Я никогда не отказывался присоединиться к их молитвам. Но сегодня я говорю: я в ужасе от такого безысходного одиночества, я потрясен безграничной самоотверженностью этих людей. Просто голова кругом идет. Равно как и от этих пространств, от этой расстилающейся передо мною земли. Как и от этих потоков света. От этого взгляда, который не сводит с тебя небо, так что в конце концов кажешься самому себе не более чем иллюзией. Маджар предупреждал, что ничего не нужно делать. Не поняв его, я готов бьет разозлиться. Теперь я готов рассмеяться. Сколько же я тащу за собой предрассудков! Мне от них не излечиться. Добро, даже творимое из любви, может обратиться в проклятие, особенно когда тебя ни о чем не просят.

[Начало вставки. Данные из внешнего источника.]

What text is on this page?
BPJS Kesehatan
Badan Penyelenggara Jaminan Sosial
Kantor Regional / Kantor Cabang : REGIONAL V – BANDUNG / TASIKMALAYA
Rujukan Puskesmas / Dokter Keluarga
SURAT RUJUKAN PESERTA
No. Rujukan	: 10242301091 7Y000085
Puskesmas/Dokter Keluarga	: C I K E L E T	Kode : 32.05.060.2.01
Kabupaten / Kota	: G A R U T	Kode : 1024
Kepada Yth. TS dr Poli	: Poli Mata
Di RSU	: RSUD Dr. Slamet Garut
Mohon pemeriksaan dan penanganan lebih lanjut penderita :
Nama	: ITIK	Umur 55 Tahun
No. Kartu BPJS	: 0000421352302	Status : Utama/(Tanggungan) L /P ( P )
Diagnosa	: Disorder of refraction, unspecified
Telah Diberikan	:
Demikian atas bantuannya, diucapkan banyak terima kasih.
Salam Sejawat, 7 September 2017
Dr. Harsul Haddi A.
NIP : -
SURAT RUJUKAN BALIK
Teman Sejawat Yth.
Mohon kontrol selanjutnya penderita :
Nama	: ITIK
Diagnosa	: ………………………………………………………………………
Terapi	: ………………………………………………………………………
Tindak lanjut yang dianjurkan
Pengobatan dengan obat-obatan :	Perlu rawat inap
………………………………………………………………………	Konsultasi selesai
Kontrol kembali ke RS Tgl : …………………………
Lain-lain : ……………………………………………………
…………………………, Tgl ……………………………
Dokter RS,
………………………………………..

Маджар прав.

Камаль Ваэд тоже был прав, когда на веранде виллы доктора Бершига той давнишней ночью, густо населенной деревьями, говорил — а я понимал его не более, чем понял сегодня Маджара: «Милосерднее было бы видеть нас под углом нашей правды, как бы ни тягостно было на нее смотреть; но напрасны будут наши старания…»

Тут они оба сходятся, а мне стоит огромного труда внять их доводам. Что заставляет Камаля Ваэда сторониться меня как зачумленного, так это, возможно, просто-напросто боязнь, как бы я не пожелал ему добра.

Ничего не делать. Так ли уж чрезмерна для нас эта просьба?

Уже какое-то время я наблюдаю черные точки, которые выныривают из-под плато, исчезают, потом снова появляются. Две черные точки, которые вдруг превращаются в два осиных силуэта, летящих у края плато. Два силуэта, которые спустя миг оказываются человеческими. Они приближаются и, как я вскоре обнаруживаю, сгибаются под тяжестью груза, природу которого я определить не в состоянии, ноши, раза в два или три превосходящей их в объеме.

Долгое, бесконечно долгое время затрачивают они на то, чтобы сделать несколько шагов, а потом в мгновение ока преодолевают оставшееся расстояние; они уже здесь. Сейчас они поравняются с нашими молельщиками. Они как муравьи, думаю я: молодые муравьи или старые — попробуй-ка определи. И с ними та же история: с этими громадными вязанками хвороста на спинах они ковыляют чуть ли не на четвереньках, почти целиком исчезли под ними.

Я хочу подняться. Хочу им помочь. Но не двигаюсь с места. По примеру остальных, всех тех, кто вокруг меня, делаю вид, что их нет.

Когда молитва завершается, я говорю Маджару:

— Я понял.

У него на лице появляется странная улыбка. Я думаю: здесь судят меня и всю нашу цивилизацию. Может быть, уже выносят приговор. Но, может быть, именно теперь и станет возможной дружба. После приговора. Вопреки всякому приговору.

С феллахами разговаривать легче не стало. В группе ли, один ли на один, при случайной ли встрече, при невинном ли вопросе — они по-прежнему таятся. Иногда достаточно мимоходом брошенного взгляда, и вот им уже нет надобности что-либо добавлять.